At Planned Parenthood of Northern, Central, and Southern New Jersey, we provide high-quality, comprehensive, accessible, and affordable reproductive health care services, emphasizing privacy, confidentiality, dignity, and self-determination. We advocate for public policies that guarantee these rights and ensure access to such services, and we provide and support education programs that expand understanding of human sexuality. We provide a full range of preventive reproductive health care services, including lifesaving cancer screenings, birth control, and testing and treatment for sexually transmitted infections and HIV/AIDS, and we are proud to provide abortion care. We ensure that our patients have accurate information about all of their health care options. For many of our patients, we are their only provider. We can’t help them with all their needs, but we can provide essential care and connect our patients to additional community resources every day.
Planned Parenthood has provided both in-person care and telehealth during COVID-19. How have your health centers adapted to provide sexual and reproductive health care during the pandemic?
Throughout the pandemic, our health center doors have remained open, and we have taken precautions in line with CDC and NJDOH guidance to reduce the risk to our patients and staff. We have worked to ensure that our patients did not, and will not, lose access to the essential health care services they rely on. We also rolled out telehealth services, ensuring that individuals who faced barriers to coming to a health center in person can still get the care they need. These services will provide a positive impact for our patients long after the pandemic is over.

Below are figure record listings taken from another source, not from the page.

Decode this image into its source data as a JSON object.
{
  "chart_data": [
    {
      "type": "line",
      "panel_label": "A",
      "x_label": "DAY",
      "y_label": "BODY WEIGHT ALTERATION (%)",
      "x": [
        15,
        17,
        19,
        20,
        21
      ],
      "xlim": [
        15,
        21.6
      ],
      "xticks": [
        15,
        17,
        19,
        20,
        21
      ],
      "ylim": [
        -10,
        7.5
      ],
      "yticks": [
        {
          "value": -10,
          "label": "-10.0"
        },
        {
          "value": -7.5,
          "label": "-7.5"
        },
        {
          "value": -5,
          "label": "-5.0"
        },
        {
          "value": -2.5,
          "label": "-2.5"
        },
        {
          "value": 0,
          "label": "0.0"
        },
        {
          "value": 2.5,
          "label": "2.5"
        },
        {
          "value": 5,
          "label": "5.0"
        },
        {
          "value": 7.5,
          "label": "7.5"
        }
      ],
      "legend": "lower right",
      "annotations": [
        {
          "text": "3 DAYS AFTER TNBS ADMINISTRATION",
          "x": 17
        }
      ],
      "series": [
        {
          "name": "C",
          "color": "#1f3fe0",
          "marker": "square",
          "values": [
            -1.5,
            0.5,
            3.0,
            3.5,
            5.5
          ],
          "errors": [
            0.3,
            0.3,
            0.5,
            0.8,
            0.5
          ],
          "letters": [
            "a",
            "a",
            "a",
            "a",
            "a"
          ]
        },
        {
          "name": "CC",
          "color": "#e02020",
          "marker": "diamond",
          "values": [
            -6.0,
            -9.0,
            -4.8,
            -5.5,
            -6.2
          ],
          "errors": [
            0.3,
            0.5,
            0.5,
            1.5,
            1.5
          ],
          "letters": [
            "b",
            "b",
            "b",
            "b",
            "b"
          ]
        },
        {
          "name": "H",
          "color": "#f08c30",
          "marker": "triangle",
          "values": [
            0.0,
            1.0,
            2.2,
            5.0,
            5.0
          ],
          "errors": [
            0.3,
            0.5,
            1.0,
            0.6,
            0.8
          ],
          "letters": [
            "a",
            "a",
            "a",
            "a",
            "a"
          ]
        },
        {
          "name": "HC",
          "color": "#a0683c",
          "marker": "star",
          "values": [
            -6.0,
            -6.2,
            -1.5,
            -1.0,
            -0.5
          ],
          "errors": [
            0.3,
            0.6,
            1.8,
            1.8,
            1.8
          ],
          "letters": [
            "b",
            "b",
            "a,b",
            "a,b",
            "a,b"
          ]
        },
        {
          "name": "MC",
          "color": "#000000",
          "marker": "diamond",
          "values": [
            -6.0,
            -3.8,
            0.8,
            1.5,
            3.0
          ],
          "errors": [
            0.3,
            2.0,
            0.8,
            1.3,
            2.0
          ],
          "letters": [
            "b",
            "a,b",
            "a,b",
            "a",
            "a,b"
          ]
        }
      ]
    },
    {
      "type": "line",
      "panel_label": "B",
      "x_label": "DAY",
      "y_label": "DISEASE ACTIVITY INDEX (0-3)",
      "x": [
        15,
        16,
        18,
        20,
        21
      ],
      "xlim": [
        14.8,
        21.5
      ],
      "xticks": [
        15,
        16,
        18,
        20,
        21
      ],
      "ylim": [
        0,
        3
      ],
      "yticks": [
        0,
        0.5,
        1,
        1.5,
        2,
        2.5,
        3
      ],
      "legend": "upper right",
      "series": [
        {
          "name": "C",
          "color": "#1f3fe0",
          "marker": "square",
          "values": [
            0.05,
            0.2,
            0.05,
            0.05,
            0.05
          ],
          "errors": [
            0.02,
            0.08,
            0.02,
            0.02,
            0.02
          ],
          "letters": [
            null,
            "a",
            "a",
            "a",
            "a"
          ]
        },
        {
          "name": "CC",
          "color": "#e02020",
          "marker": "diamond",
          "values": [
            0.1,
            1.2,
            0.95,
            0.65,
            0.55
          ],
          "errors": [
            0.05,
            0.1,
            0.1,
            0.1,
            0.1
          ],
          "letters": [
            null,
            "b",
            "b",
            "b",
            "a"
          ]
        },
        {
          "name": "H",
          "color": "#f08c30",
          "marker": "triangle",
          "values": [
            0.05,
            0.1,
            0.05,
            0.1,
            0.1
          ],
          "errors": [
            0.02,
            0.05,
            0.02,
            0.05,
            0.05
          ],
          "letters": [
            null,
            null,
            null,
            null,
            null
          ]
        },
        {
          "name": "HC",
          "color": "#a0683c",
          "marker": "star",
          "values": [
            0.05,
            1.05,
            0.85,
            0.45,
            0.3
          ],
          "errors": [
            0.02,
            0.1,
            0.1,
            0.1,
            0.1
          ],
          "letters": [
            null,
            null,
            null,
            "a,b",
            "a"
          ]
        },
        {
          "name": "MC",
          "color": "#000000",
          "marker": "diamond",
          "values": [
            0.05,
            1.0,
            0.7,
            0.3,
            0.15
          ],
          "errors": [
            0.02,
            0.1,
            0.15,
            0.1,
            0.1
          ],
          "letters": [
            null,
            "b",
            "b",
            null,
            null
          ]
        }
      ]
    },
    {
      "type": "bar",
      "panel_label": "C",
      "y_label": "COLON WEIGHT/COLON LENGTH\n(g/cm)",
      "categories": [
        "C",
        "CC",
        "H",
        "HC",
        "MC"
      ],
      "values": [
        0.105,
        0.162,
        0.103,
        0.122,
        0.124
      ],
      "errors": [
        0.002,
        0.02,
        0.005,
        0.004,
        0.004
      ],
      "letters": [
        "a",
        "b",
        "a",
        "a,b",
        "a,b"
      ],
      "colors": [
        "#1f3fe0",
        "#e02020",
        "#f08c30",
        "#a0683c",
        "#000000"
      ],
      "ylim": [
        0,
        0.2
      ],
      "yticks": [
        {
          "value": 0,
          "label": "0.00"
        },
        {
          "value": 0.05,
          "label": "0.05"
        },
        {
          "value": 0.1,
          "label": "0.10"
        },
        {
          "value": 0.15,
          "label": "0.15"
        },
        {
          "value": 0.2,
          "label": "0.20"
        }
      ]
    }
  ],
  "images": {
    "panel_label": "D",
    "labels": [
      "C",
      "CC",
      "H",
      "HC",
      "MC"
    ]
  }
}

We know that access to health care is essential, and, right now, people need more care, not less. The need for reproductive health care does not stop during a pandemic: sexually transmitted infections, urinary tract infections, birth control, abortion, and other essential health issues can’t wait.
So we can learn more about you outside of your work, where could we expect to find you on a sunny weekend day when you are not working?
You would likely find me with my beloved dog, Frankie. My husband Lawrence and I rescued him about 13 years ago and he brings us so much joy. Lawrence and I also love traveling in non-pandemic times. I have also been training at a local gym. I love kickboxing and krav maga.